研究課題
基盤研究(C)
本研究は教育改革を左右する重要な要素である「教師の資質能力の向上」をテーマに取り上げ、イギリスの教師教育政策の調査研究を行った。イギリスの教育改革の柱は、一般的に新自由主義の競争原理と中央集権化であるといわれるが、その政策を全体的にみると、競争と支援、集権化と分権化の相反する理念の微妙な組み合わせで成り立っている。教師教育の改革も例外でなくその政策理念が貫かれている。言い換えれば「規制と支援」のバランス政策である。イギリスにおいて教師の資質能力の向上に関与する主な全国的組織として、行政のTraining and Development Agency for School(TDA)、第三者評価機関であるOffice for Standards in Education(OFSTED)、教師の専門家自治組織であるGeneralTeaching Council(GTC)がある。教師に関する中央行政機関であるTDAが、教員資格である正教員資格と教員養成課程のカリキュラムの全国基準を示し、OFSTEDはその実施や現状を悉皆で査察する。OFSTEDの査察結果を基にして、TDAが養成課程の認定、カリキュラム改善、予算の配分を通して教員養成の質を保証する。

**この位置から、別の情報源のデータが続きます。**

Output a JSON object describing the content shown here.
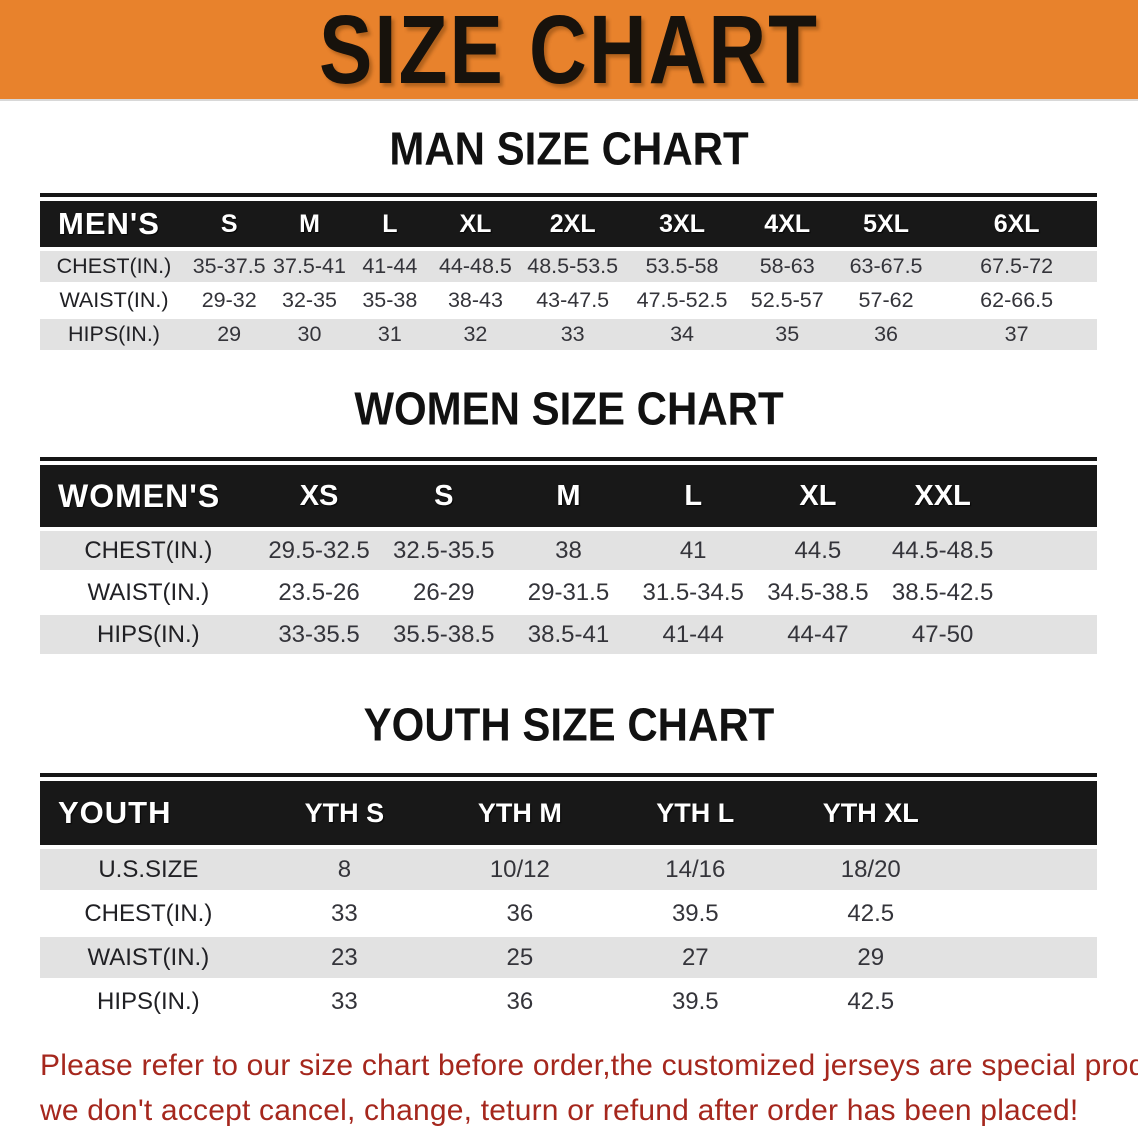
{
  "banner": {
    "title": "SIZE CHART",
    "bg_color": "#e8822c"
  },
  "sections": [
    {
      "heading": "MAN SIZE CHART",
      "table": {
        "label": "MEN'S",
        "columns": [
          "S",
          "M",
          "L",
          "XL",
          "2XL",
          "3XL",
          "4XL",
          "5XL",
          "6XL"
        ],
        "rows": [
          {
            "label": "CHEST(IN.)",
            "values": [
              "35-37.5",
              "37.5-41",
              "41-44",
              "44-48.5",
              "48.5-53.5",
              "53.5-58",
              "58-63",
              "63-67.5",
              "67.5-72"
            ]
          },
          {
            "label": "WAIST(IN.)",
            "values": [
              "29-32",
              "32-35",
              "35-38",
              "38-43",
              "43-47.5",
              "47.5-52.5",
              "52.5-57",
              "57-62",
              "62-66.5"
            ]
          },
          {
            "label": "HIPS(IN.)",
            "values": [
              "29",
              "30",
              "31",
              "32",
              "33",
              "34",
              "35",
              "36",
              "37"
            ]
          }
        ]
      }
    },
    {
      "heading": "WOMEN SIZE CHART",
      "table": {
        "label": "WOMEN'S",
        "columns": [
          "XS",
          "S",
          "M",
          "L",
          "XL",
          "XXL"
        ],
        "rows": [
          {
            "label": "CHEST(IN.)",
            "values": [
              "29.5-32.5",
              "32.5-35.5",
              "38",
              "41",
              "44.5",
              "44.5-48.5"
            ]
          },
          {
            "label": "WAIST(IN.)",
            "values": [
              "23.5-26",
              "26-29",
              "29-31.5",
              "31.5-34.5",
              "34.5-38.5",
              "38.5-42.5"
            ]
          },
          {
            "label": "HIPS(IN.)",
            "values": [
              "33-35.5",
              "35.5-38.5",
              "38.5-41",
              "41-44",
              "44-47",
              "47-50"
            ]
          }
        ]
      }
    },
    {
      "heading": "YOUTH SIZE CHART",
      "table": {
        "label": "YOUTH",
        "columns": [
          "YTH S",
          "YTH M",
          "YTH L",
          "YTH XL"
        ],
        "rows": [
          {
            "label": "U.S.SIZE",
            "values": [
              "8",
              "10/12",
              "14/16",
              "18/20"
            ]
          },
          {
            "label": "CHEST(IN.)",
            "values": [
              "33",
              "36",
              "39.5",
              "42.5"
            ]
          },
          {
            "label": "WAIST(IN.)",
            "values": [
              "23",
              "25",
              "27",
              "29"
            ]
          },
          {
            "label": "HIPS(IN.)",
            "values": [
              "33",
              "36",
              "39.5",
              "42.5"
            ]
          }
        ]
      }
    }
  ],
  "disclaimer": {
    "line1": "Please refer to our size chart before order,the customized jerseys are special products,",
    "line2": "we don't accept cancel, change, teturn or refund after order has been placed!",
    "color": "#a5271d"
  }
}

公立学校の全教師で組織されているGTCは、専門職として必要な倫理綱領の作成とその管理、指導技術を高めるための研修と情報の提供という、教師による「継続的職能開発」を行っている。TDAが作成した正教員資格の基準の冒頭の教職倫理はこのGTC倫理綱領を取り入れている。この3つの組織は、それぞれが角度を変えて相互に連携しながら教師の資質能力の向上を図っている。イギリスの教師の資質能力の向上の政策は、1980年代から始まり現在も進行している教育改革の中で徐々に構築された、教師集団、行政、評価機関の互いに緊張と協力関係で成り立った三角構造で展開されている。